Monopoly pricing in the capital goods sector,
Obsolescence of the lower quality capital goods.

The first distortion implies that there is low investment and growth in the economy. The second implies that when a new innovation is made, then the successful innovator takes over the profits made by the previous leader in the particular type of capital variety. This “rat race” effect boosts the incentive to conduct \(R \& D\) for the purpose of product innovation. At the same time though, for the same potential innovator there is positive probability that himself will be overtaken by the next discovery, which reduces the incentives for R&D. Because of discounting, as current profits matter more than future ones, the outcome is that in equilibrium there is more than optimal \(R \& D\) investment, which would tend to increase growth. The net effect of the two distortions is ambiguous.

The decentralized growth rate will be equal to the social planner’s one when relative prices are corrected and the successful innovators compensate their immediate predecessors for the loss of their monopoly rents.

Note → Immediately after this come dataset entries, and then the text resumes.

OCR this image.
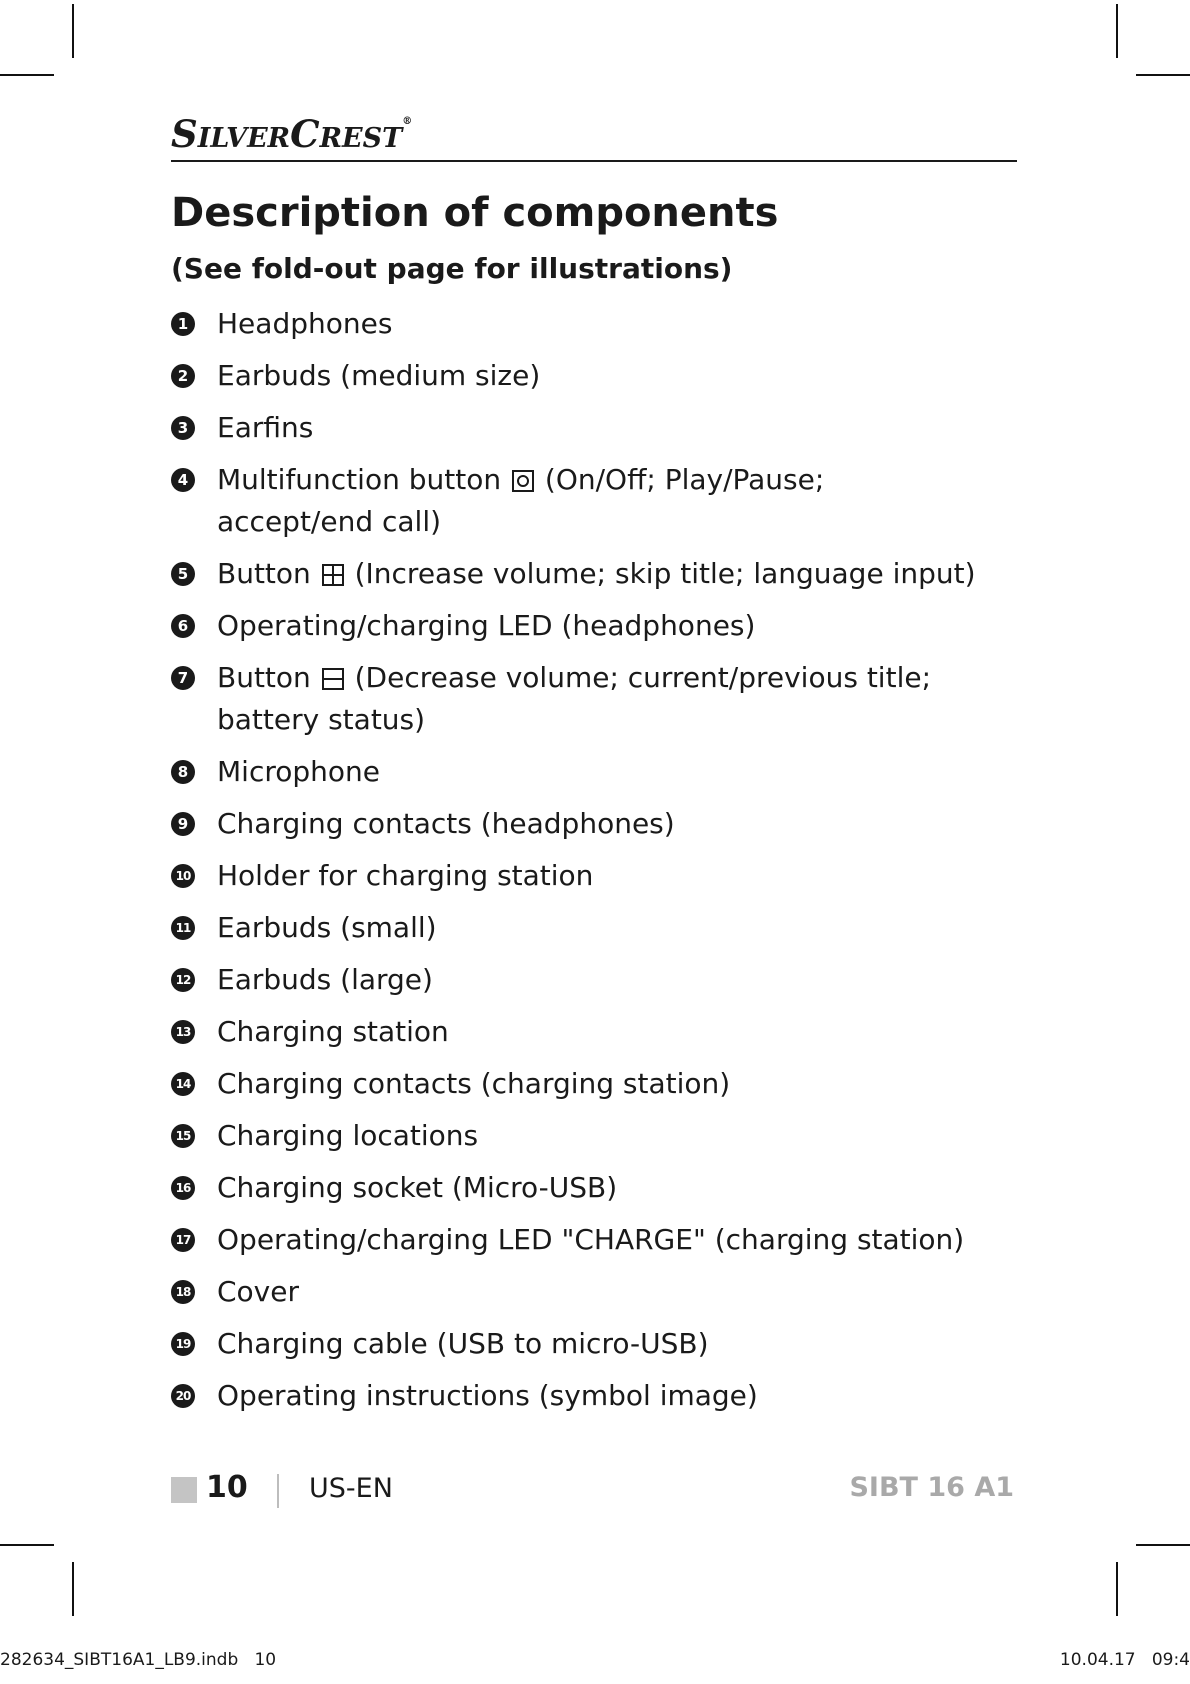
SILVERCREST®
Description of components
(See fold-out page for illustrations)
1 Headphones
2 Earbuds (medium size)
3 Earfins
4 Multifunction button (On/Off; Play/Pause;
accept/end call)
5 Button (Increase volume; skip title; language input)
6 Operating/charging LED (headphones)
7 Button (Decrease volume; current/previous title;
battery status)
8 Microphone
9 Charging contacts (headphones)
10 Holder for charging station
11 Earbuds (small)
12 Earbuds (large)
13 Charging station
14 Charging contacts (charging station)
15 Charging locations
16 Charging socket (Micro-USB)
17 Operating/charging LED "CHARGE" (charging station)
18 Cover
19 Charging cable (USB to micro-USB)
20 Operating instructions (symbol image)
10 US-EN	SIBT 16 A1
282634_SIBT16A1_LB9.indb   10	10.04.17   09:4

In the case that all innovations are conducted by the leaders in each sector, i.e. when there is no need for compensation, equilibrium \(R \& D\) would be too low. If instead relative prices are corrected, but no compensation is offered, then \(R \& D\) would be too high.

Contrast with Romer (1990) The horizontal expansion in the capital good varieties model may be better suited for large-scale inventions (e.g. the ones implying the establishment of a new industry). The vertical expansion of every variety of capital goods is better suited to account for the smaller and gradual improvements in the quality of the capital goods.

On the one hand, both of these endogenous growth models share key features and thereby predictions. In both models, the production-side equilibrium implies that the interest rate has a negative growth effect as it reduces the present discounted value of the expected profits from innovations. Also, both models “suffer” from scale-effects. The engine of long-run growth is the R&D production that is conducted given market-based incentives. Noteworthy, the organizational capital/institutional level of the economy, as captured by the term \(A\) in the aggregate production function, has not only a level effect (as in Solow), but a permanent growth effect.

On the other hand, there are important differences in their specifications. Romer’s model lacks the feature of creative destruction as it assumes that the different varieties are not direct substitutes or complements. As a result, in the decentralized equilibrium the R&D effort cannot be too high.